On Aug. 25, the teaching kitchen was transformed into a fine dining emporium. Halibut soaked up a sherry sauce. Scallops wore a bacon wrap. Belgian chocolate oozed from a cake. Preparing a sit-down meal for 40 Food Depository staff members, the students came up with the recipes, then did the cooking with help from the teaching staff.
As noon approached, Ms. Gershenson urged the students to clean up the kitchen. "You can't serve beautiful food from a dirty place," she said.
Mrs. Watson-Bragg wore a big smile as she helped clean. A few days earlier, she had been the first student in the class to be offered a new job: head cook in the cafeteria of Richard J. Daley Academy, an elementary school in the Chicago public system. She would earn nearly $3 an hour more than she had as a lunchroom attendant at the school. "Now I'm real glad I didn't quit," she said.

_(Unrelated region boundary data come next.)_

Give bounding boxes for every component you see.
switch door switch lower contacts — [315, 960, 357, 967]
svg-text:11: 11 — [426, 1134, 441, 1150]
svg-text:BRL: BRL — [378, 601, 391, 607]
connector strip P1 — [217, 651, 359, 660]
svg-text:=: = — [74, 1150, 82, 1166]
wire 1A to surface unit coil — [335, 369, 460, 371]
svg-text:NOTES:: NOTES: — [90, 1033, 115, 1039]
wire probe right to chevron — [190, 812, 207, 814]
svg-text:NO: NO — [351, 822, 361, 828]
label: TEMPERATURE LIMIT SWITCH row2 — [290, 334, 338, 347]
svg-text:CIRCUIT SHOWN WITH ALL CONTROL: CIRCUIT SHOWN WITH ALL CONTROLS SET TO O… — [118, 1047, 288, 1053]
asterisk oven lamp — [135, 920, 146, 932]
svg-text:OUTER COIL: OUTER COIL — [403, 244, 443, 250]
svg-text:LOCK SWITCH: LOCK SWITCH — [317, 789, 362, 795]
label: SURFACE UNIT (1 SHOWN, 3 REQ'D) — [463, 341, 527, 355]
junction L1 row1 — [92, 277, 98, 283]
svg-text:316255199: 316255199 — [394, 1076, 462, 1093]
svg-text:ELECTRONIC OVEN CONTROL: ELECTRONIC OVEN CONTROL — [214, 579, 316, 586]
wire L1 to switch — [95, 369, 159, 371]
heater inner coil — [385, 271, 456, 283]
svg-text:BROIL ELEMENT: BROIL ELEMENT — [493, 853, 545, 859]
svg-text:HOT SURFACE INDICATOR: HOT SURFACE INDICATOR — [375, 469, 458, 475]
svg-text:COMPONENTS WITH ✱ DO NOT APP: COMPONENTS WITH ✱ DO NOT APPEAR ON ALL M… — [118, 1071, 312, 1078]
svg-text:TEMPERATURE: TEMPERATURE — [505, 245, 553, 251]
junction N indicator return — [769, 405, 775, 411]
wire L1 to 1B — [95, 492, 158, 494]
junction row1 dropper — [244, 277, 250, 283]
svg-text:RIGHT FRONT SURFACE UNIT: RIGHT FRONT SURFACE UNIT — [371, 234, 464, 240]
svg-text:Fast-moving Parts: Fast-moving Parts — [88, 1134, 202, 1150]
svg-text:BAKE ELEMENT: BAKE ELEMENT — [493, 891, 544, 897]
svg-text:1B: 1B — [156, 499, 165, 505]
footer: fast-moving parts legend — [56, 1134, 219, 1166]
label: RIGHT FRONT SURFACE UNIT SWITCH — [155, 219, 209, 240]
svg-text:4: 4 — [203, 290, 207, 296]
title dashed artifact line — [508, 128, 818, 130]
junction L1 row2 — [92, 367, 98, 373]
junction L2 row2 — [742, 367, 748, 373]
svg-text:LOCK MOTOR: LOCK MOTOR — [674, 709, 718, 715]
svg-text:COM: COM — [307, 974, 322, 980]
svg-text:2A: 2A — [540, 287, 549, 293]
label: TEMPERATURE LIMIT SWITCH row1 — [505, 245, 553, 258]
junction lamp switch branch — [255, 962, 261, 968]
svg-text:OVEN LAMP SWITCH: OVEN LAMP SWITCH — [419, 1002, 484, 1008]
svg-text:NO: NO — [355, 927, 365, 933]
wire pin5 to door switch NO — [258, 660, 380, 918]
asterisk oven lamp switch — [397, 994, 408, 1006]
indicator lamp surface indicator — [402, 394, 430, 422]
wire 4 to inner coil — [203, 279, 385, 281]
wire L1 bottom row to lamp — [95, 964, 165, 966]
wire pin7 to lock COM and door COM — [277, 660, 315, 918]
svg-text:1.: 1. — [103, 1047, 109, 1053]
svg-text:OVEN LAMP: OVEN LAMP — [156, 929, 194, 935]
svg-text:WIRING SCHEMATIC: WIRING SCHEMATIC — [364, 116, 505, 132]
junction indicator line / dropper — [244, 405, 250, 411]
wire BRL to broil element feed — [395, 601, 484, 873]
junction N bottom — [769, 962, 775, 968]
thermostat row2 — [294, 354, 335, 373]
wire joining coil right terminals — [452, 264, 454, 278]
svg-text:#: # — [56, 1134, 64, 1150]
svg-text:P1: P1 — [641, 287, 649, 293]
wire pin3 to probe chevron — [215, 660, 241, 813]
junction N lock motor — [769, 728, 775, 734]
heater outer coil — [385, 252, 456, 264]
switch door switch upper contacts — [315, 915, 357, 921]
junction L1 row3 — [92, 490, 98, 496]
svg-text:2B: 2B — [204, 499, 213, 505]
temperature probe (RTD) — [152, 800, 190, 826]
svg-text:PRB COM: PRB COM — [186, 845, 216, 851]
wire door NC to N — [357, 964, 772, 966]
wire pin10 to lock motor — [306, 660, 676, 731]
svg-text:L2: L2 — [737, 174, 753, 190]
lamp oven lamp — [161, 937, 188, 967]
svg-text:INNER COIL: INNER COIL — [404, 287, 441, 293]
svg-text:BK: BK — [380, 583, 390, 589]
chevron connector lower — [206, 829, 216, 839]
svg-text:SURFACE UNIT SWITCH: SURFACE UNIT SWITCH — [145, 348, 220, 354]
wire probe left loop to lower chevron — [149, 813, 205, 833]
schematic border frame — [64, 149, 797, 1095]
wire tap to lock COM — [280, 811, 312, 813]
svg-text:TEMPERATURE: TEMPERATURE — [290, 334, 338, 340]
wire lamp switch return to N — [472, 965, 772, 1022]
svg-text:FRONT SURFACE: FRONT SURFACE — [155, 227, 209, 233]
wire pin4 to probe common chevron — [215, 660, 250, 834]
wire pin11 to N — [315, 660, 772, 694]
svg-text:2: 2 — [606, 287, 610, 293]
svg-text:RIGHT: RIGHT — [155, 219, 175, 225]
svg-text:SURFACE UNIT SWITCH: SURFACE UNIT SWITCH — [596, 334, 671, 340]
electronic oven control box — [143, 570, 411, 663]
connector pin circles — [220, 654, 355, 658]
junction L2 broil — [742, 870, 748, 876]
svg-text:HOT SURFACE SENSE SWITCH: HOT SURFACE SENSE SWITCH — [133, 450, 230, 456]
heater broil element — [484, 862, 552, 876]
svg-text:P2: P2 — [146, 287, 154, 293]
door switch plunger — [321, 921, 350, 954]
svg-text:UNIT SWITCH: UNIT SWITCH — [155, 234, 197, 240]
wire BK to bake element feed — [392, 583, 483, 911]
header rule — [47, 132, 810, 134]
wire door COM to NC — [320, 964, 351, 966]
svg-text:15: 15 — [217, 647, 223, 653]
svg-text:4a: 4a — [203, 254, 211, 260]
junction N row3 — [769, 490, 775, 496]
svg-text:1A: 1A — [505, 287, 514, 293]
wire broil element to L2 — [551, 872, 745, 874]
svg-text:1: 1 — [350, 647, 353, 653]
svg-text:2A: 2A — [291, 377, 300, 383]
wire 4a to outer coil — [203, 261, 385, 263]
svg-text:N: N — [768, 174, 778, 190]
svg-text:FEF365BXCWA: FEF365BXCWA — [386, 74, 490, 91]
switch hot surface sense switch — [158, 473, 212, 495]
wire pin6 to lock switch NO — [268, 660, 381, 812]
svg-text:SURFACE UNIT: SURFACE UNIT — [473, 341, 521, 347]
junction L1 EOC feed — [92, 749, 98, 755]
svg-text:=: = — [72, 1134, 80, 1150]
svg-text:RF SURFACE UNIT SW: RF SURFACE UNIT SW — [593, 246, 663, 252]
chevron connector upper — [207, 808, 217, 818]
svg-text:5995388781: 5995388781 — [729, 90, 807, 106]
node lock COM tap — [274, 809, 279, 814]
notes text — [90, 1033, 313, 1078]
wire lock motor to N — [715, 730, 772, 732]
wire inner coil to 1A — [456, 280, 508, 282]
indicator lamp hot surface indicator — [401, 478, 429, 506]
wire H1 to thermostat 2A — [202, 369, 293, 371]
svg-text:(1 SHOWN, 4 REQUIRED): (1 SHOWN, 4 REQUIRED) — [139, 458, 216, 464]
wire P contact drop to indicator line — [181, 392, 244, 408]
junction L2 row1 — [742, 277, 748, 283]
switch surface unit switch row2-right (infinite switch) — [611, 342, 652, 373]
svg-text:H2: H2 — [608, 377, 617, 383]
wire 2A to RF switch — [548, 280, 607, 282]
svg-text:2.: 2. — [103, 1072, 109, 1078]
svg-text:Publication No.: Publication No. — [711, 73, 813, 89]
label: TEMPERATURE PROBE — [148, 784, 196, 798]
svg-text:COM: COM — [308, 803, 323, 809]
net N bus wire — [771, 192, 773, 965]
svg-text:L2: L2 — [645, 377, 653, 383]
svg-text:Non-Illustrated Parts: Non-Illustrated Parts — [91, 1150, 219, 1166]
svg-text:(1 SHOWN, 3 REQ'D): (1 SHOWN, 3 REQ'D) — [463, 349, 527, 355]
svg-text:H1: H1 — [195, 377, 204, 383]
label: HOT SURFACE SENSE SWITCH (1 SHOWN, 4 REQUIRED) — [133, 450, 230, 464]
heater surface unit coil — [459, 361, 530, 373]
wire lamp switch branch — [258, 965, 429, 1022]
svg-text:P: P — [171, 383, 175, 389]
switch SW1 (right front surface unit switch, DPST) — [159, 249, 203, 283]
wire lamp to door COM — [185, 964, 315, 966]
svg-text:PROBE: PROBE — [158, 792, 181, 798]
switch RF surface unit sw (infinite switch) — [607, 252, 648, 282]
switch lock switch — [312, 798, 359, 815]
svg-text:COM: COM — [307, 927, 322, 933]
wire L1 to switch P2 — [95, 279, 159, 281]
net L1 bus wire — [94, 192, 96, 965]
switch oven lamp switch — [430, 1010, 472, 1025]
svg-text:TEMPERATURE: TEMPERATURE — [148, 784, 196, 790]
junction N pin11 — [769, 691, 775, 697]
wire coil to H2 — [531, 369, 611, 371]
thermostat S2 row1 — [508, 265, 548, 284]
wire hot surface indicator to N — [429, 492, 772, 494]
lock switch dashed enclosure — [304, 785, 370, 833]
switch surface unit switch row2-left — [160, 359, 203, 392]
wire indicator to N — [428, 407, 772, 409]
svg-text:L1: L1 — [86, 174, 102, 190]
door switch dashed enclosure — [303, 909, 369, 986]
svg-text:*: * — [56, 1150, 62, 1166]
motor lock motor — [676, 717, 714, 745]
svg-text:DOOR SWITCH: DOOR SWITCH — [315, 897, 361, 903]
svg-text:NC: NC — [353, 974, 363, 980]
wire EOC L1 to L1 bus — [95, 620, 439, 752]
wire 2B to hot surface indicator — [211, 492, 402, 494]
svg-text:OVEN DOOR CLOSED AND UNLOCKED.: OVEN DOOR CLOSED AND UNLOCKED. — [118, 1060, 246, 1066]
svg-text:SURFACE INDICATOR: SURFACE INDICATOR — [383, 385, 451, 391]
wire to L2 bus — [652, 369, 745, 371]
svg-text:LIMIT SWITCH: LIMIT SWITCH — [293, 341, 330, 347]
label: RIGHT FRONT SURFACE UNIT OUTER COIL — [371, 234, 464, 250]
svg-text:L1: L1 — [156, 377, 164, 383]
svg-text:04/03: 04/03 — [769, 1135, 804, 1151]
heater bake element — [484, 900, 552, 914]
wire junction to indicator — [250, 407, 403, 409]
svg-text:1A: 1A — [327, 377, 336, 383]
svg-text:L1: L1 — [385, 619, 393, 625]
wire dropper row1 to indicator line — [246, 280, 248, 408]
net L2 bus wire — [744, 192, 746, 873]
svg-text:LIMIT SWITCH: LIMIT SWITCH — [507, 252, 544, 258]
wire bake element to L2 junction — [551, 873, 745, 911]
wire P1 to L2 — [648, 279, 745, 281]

Three of the original 17 students didn't graduate on Sept. 22. Besides Mrs. Kiss, one student didn't return for the final week of class. Ms. Farmer-Ingram was dropped after missing too many classes while recovering from a cut palm suffered in class that required stitches.
The other 14 donned white stovepipe chef's hats for the first time, while family and friends applauded. Ms. Williams hugged her three daughters. "I wish they all could take this course," she said. "Then I'd know they always have the skills for work."
Mr. Cooper, speaking on behalf of the class, told the crowd how they made it to the finish line. Glancing at Mrs. Watson-Bragg, he said, "We took care of each other." Of the 14 graduates, 12 have found jobs.
Just before Thanksgiving, Mrs. Kiss, who is now living in a shelter, returned to the Food Depository kitchen. She came to work as a volunteer. She has enrolled in the next chefs' course, which begins in January. "I'm finally going to finish what I started here," she says.